Friday, April 3, 2009

Pancake Update #3

I'm a romantic at heart, but many years ago Kenny Rogers gave us all the good advice about knowing when to hold 'em and knowing when to fold 'em, and, you know what, when someone tells you they aren't going to be your partner any more, bow out gracefully and exit, stage left. Right?

Well, not so for Pancake Lady's erstwhile beau, who showed up at her workplace last night with two McDonald's double cheeseburgers and two jumbo Snickers ice cream bars.

Let it be said here that Pancake Lady is one of those fortunate people with a metabolic rate comparable to an Olympic skier or swimmer (duuuuuuuuuuuuuuuuuuuuuude!) She says that a couple of McDoubles and two b-a Snickers ice cream bars are just what she needs for an evening snack. Lucky lady, indeed.

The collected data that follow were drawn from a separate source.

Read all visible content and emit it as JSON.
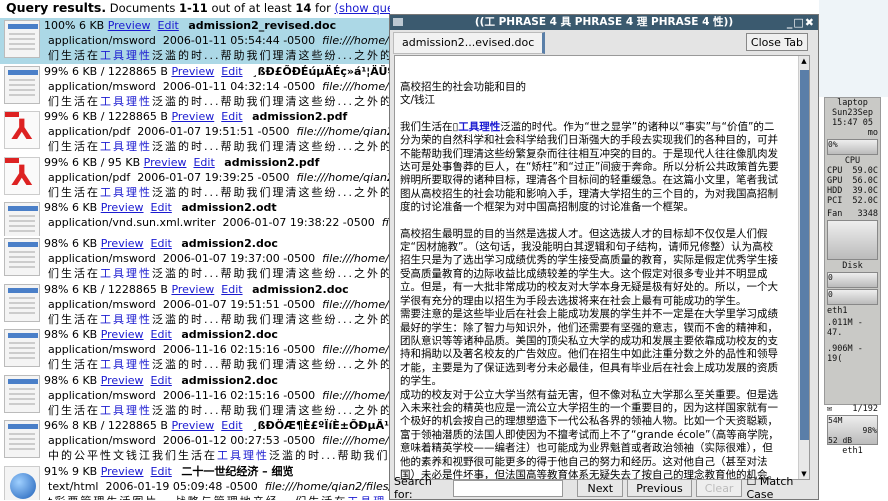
{
  "header": {
    "title": "Query results.",
    "prefix": "Documents",
    "range": "1-11",
    "middle": "out of at least",
    "count": "14",
    "for": "for",
    "show_query": "(show query)"
  },
  "common": {
    "preview": "Preview",
    "edit": "Edit"
  },
  "results": [
    {
      "icon": "doc",
      "meta": "100% 6 KB",
      "name": "admission2_revised.doc",
      "mime": "application/msword",
      "date": "2006-01-11 05:54:44 -0500",
      "url": "file:///home/qian2/",
      "snip_a": "们生活在",
      "snip_h": "工具理性",
      "snip_b": "泛滥的时...帮助我们理清这些纷...之外的",
      "selected": true
    },
    {
      "icon": "doc",
      "meta": "99% 6 KB / 1228865 B",
      "name": "¸ßÐ£ÕÐÉúµÄÉç»á¹¦ÄÜºÍÄ¿",
      "mime": "application/msword",
      "date": "2006-01-11 04:32:14 -0500",
      "url": "file:///home/qian2/",
      "snip_a": "们生活在",
      "snip_h": "工具理性",
      "snip_b": "泛滥的时...帮助我们理清这些纷...之外的"
    },
    {
      "icon": "pdf",
      "meta": "99% 6 KB / 1228865 B",
      "name": "admission2.pdf",
      "mime": "application/pdf",
      "date": "2006-01-07 19:51:51 -0500",
      "url": "file:///home/qian2/m",
      "snip_a": "们生活在",
      "snip_h": "工具理性",
      "snip_b": "泛滥的时...帮助我们理清这些纷...之外的"
    },
    {
      "icon": "pdf",
      "meta": "99% 6 KB / 95 KB",
      "name": "admission2.pdf",
      "mime": "application/pdf",
      "date": "2006-01-07 19:39:25 -0500",
      "url": "file:///home/qian2/fi",
      "snip_a": "们生活在",
      "snip_h": "工具理性",
      "snip_b": "泛滥的时...帮助我们理清这些纷...之外的"
    },
    {
      "icon": "doc",
      "meta": "98% 6 KB",
      "name": "admission2.odt",
      "mime": "application/vnd.sun.xml.writer",
      "date": "2006-01-07 19:38:22 -0500",
      "url": "file:/",
      "short": true
    },
    {
      "icon": "doc",
      "meta": "98% 6 KB",
      "name": "admission2.doc",
      "mime": "application/msword",
      "date": "2006-01-07 19:37:00 -0500",
      "url": "file:///home/qia",
      "snip_a": "们生活在",
      "snip_h": "工具理性",
      "snip_b": "泛滥的时...帮助我们理清这些纷...之外的"
    },
    {
      "icon": "doc",
      "meta": "98% 6 KB / 1228865 B",
      "name": "admission2.doc",
      "mime": "application/msword",
      "date": "2006-01-07 19:51:51 -0500",
      "url": "file:///home/qia",
      "snip_a": "们生活在",
      "snip_h": "工具理性",
      "snip_b": "泛滥的时...帮助我们理清这些纷...之外的"
    },
    {
      "icon": "doc",
      "meta": "98% 6 KB",
      "name": "admission2.doc",
      "mime": "application/msword",
      "date": "2006-11-16 02:15:16 -0500",
      "url": "file:///home/qia",
      "snip_a": "们生活在",
      "snip_h": "工具理性",
      "snip_b": "泛滥的时...帮助我们理清这些纷...之外的"
    },
    {
      "icon": "doc",
      "meta": "98% 6 KB",
      "name": "admission2.doc",
      "mime": "application/msword",
      "date": "2006-11-16 02:15:16 -0500",
      "url": "file:///home/qia",
      "snip_a": "们生活在",
      "snip_h": "工具理性",
      "snip_b": "泛滥的时...帮助我们理清这些纷...之外的"
    },
    {
      "icon": "doc",
      "meta": "96% 8 KB / 1228865 B",
      "name": "¸ßÐÖÆ¶È£ºÏíÈ±ÕÐµÄ¹«Â",
      "mime": "application/msword",
      "date": "2006-01-12 00:27:53 -0500",
      "url": "file:///home/qia",
      "snip_a": "中的公平性文钱江我们生活在",
      "snip_h": "工具理性",
      "snip_b": "泛滥的时...帮助我们"
    },
    {
      "icon": "html",
      "meta": "91% 9 KB",
      "name": "二十一世纪经济 – 细览",
      "mime": "text/html",
      "date": "2006-01-19 05:09:48 -0500",
      "url": "file:///home/qian2/files/co",
      "snip_a": "t彩票管理生活图片...战略与管理地产经...们生活在",
      "snip_h": "工具理",
      "snip_b": ""
    }
  ],
  "dialog": {
    "title": "((工 PHRASE 4 具 PHRASE 4 理 PHRASE 4 性))",
    "window_controls": "_□✖",
    "tab": "admission2...evised.doc",
    "close_tab": "Close Tab",
    "doc_title": "高校招生的社会功能和目的",
    "doc_author": "文/钱江",
    "p1_a": "我们生活在▯",
    "p1_h": "工具理性",
    "p1_b": "泛滥的时代。作为“世之显学”的诸种以“事实”与“价值”的二分为荣的自然科学和社会科学给我们日渐强大的手段去实现我们的各种目的，可并不能帮助我们理清这些纷繁复杂而往往相互冲突的目的。于是现代人往往像肌肉发达可是处事鲁莽的巨人，在“矫枉”和“过正”间疲于奔命。所以分析公共政策首先要辨明所要取得的诸种目标，理清各个目标间的轻重缓急。在这篇小文里，笔者我试图从高校招生的社会功能和影响入手，理清大学招生的三个目的，为对我国高招制度的讨论准备一个框架为对中国高招制度的讨论准备一个框架。",
    "p2": "高校招生最明显的目的当然是选拔人才。但这选拔人才的目标却不仅仅是人们假定“因材施教”。（这句话，我没能明白其逻辑和句子结构，请师兄修整）认为高校招生只是为了选出学习成绩优秀的学生接受高质量的教育，实际是假定优秀学生接受高质量教育的边际收益比成绩较差的学生大。这个假定对很多专业并不明显成立。但是，有一大批非常成功的校友对大学本身无疑是极有好处的。所以，一个大学很有充分的理由以招生为手段去选拔将来在社会上最有可能成功的学生。",
    "p3": "需要注意的是这些毕业后在社会上能成功发展的学生并不一定是在大学里学习成绩最好的学生：除了智力与知识外，他们还需要有坚强的意志，锲而不舍的精神和，团队意识等等诸种品质。美国的顶尖私立大学的成功和发展主要依靠成功校友的支持和捐助以及著名校友的广告效应。他们在招生中如此注重分数之外的品性和领导才能，主要是为了保证选到考分未必最佳，但具有毕业后在社会上成功发展的资质的学生。",
    "p4": "成功的校友对于公立大学当然有益无害，但不像对私立大学那么至关重要。但是选入未来社会的精英也应是一流公立大学招生的一个重要目的，因为这样国家就有一个极好的机会按自己的理想塑造下一代公私各界的领袖人物。比如一个天资聪颖，富于领袖潜质的法国人即使因为不擅考试而上不了“grande école”（高等商学院，意味着精英学校——编者注）也可能成为业界魁首或者政治领袖（实际很难），但他的素养和视野很可能更多的得于他自己的努力和经历。这对他自己（甚至对法国）未必是件坏事，但法国高等教育体系无疑失去了按自己的理念教育他的机会。无论是选拔成功校友还是选拔未来领袖，招生目的都不仅仅是选出在大学里成绩优",
    "search_label": "Search for:",
    "search_value": "",
    "next": "Next",
    "previous": "Previous",
    "clear": "Clear",
    "match_case": "Match Case"
  },
  "gkrellm": {
    "host": "laptop",
    "date": "Sun23Sep",
    "time": "15:47 05",
    "mo": "mo",
    "cpu_pct": "0%",
    "cpu_label": "CPU",
    "temps": [
      {
        "k": "CPU",
        "v": "59.0C"
      },
      {
        "k": "GPU",
        "v": "56.0C"
      },
      {
        "k": "HDD",
        "v": "39.0C"
      },
      {
        "k": "PCI",
        "v": "52.0C"
      }
    ],
    "fan_label": "Fan",
    "fan_value": "3348",
    "disk_label": "Disk",
    "disk_a": "0",
    "disk_b": "0",
    "net": "eth1",
    "net_in": ".011M - 47.",
    "net_out": ".906M - 19(",
    "mail": "1/192",
    "mem": "54M",
    "batt": "98%",
    "signal": "52 dB",
    "wifi": "eth1"
  },
  "colors": {
    "selected_row": "#acd8e6",
    "link": "#1a1ad0",
    "titlebar": "#3b5a6f"
  }
}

Oh, and he was also towing two flower arrangements as additional gifts. I guess her workspace must have started looking like the stage of The Price Is Right, with all the gifts piling up like that. They were disposed of thusly: the burgers, trashed. One ice cream bar snackulated, the other saved for breakfast. And the two probably overwrought floral displays were transformed into one chic bouquet.

And he asked her if she was still going to go to his cousin's birthday party this weekend. That takes after the old salesman's trick known as "closing on a minor point." A guy can't decide whether to buy a car or not, and the salesman says, look, if you WERE going to buy a car, would it be the red one or the green one. Once the selection is made in one's mind, it's a simple tug on the line to reel in another fish.

But Ms Pancake is not biting. She just tells him, for the third time, we are breaking up - we HAVE broken up - this is over, goodbye, no more cheeseburgers, ice cream bars or miniature tributes to the Rose Parade.

Mr Cheeseburgers: please, stop tormenting yourself. Do you really want someone who is only with you as a result of your ceaseless begging? Is that what you call true love?

And stop tormenting her, for crying out loud. You're both young people and there is a whole world of other people for both of you to date and know and, I'm sure, one with whom each of you can fall in love forever.

Easy for me to say, ain't it? She feels bad - a bit guilty - and why? He feels rejection, pain, dismay, and it probably exacerbates any self-esteem issues he had.

Kiss and say goodbye, I say. Tomorrow is another day. Good night.


1 comment:

Ralph said...

He's a manipulator par excellence and congrats to her for standing up to it. One more cheeseburger and I'd call the cops.